Nurse and keeper she may be, but she is also mistress, and he lacks even the physiological cop-out of impotence to deny Connie her satisfactions. Strong in the beginning, now hate is no longer in his remaining psychological framework. For further irony has not escaped him: She has her own design firm — this he remembers — and owns her own home. Isn’t this the dream of every guy teetering on career burnout, to kiss it goodbye and become a kept man?
Stefan still contemplates the why of it all. Vengeful wrath of some newly stirred deity? It’s crossed his mind, though this seems extreme. He’s been no saint, but no plundering cocksman, either. In terms of callous usage and abandonment, he has known far more deserving of punishment. Which is no excuse, Stefan supposes, but in this day and age, it seems as if the women he has known have been equally handicapped at making some genuine connection. All of them, male and female, fumbling in emotional darkness like blind, mad children.
Which, in retrospect, made his own heartfelt numbness seem quite normal. Apathy has just never seemed very important.

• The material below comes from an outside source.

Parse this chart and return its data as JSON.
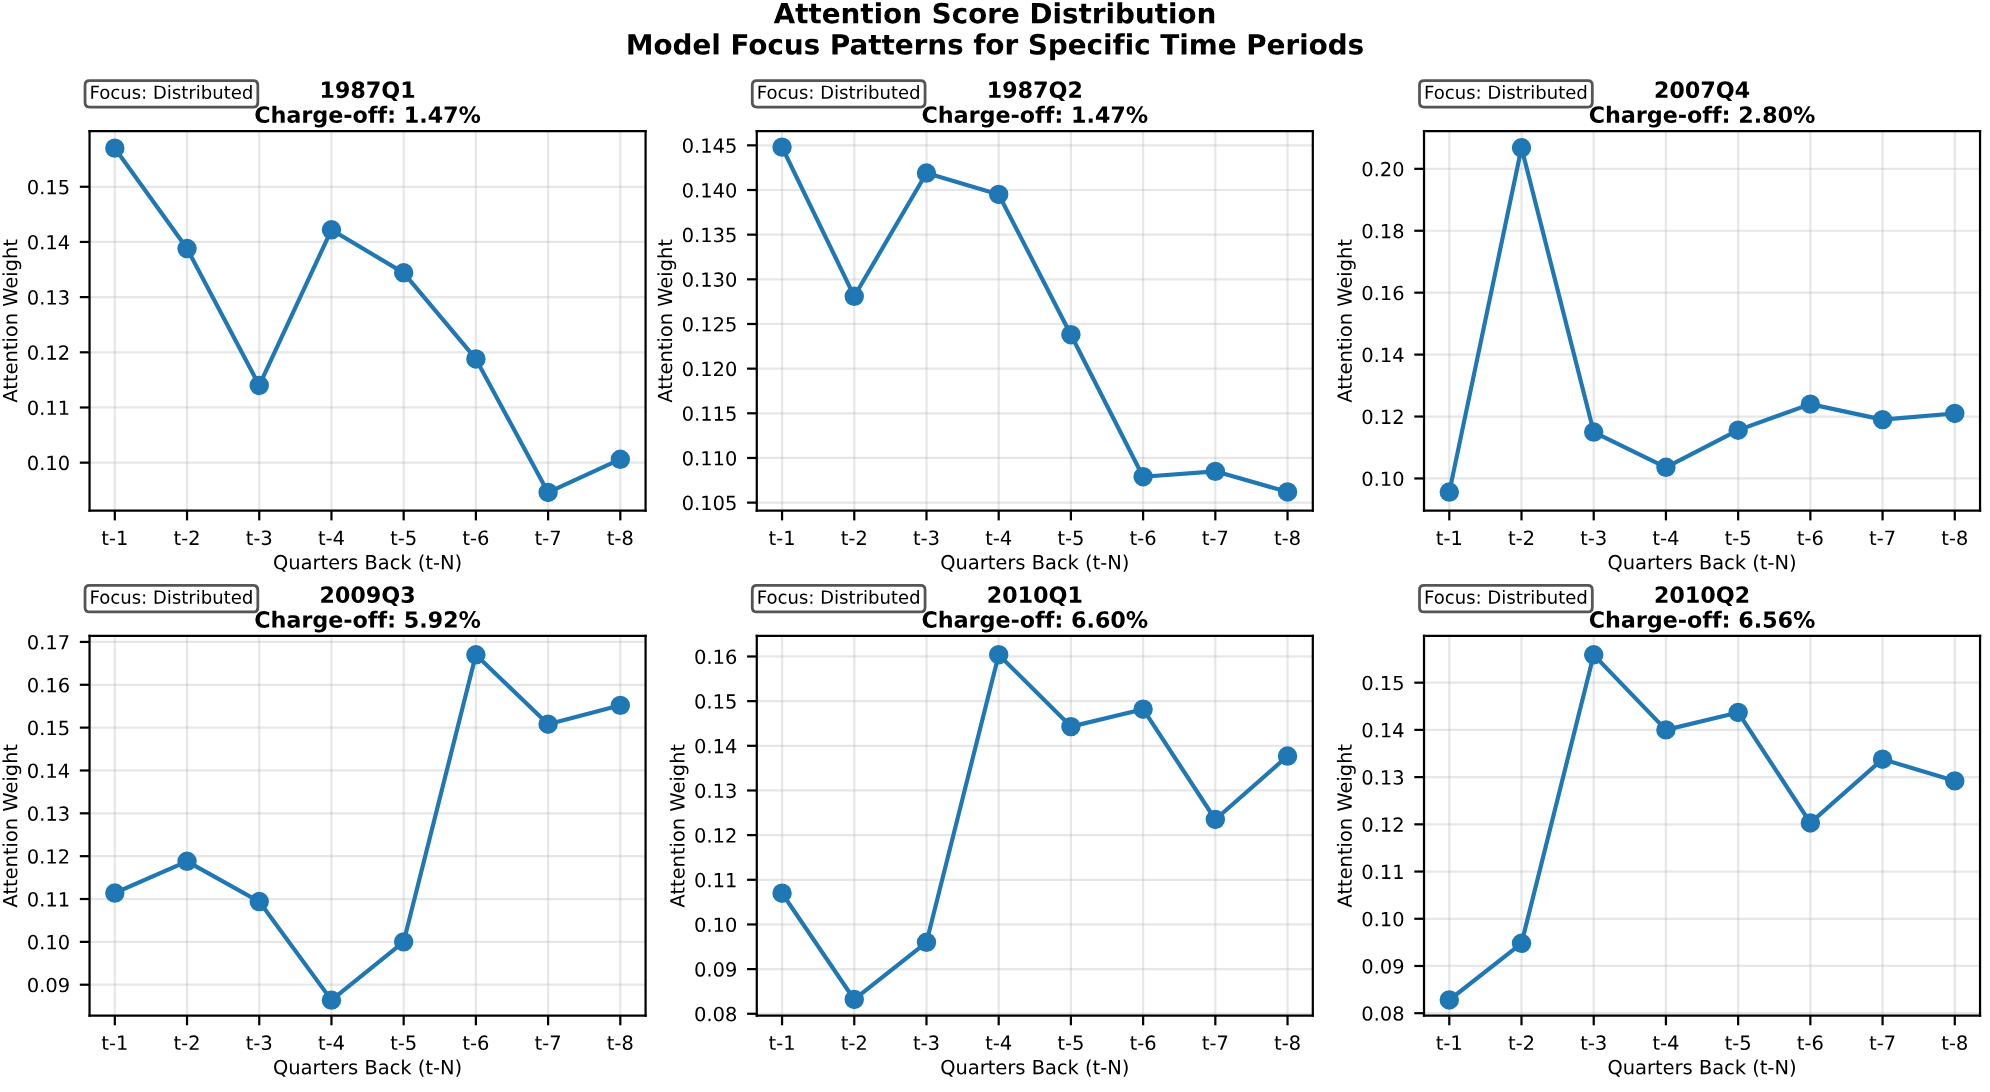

He’s had time to think himself through quite well.
And if he were to be run past a physician and a psychiatrist, what would be their diagnosis?
Patient exhibits symptoms of new, as-yet-unclassified social disease afflicting, in order: heart, soul, and finally body. Emotional rigidity and isolation seem to stimulate sudden massive production of osteoblasts and fibrous matrix. Accumulation of calcareous deposits continues until intramembranous ossification is complete.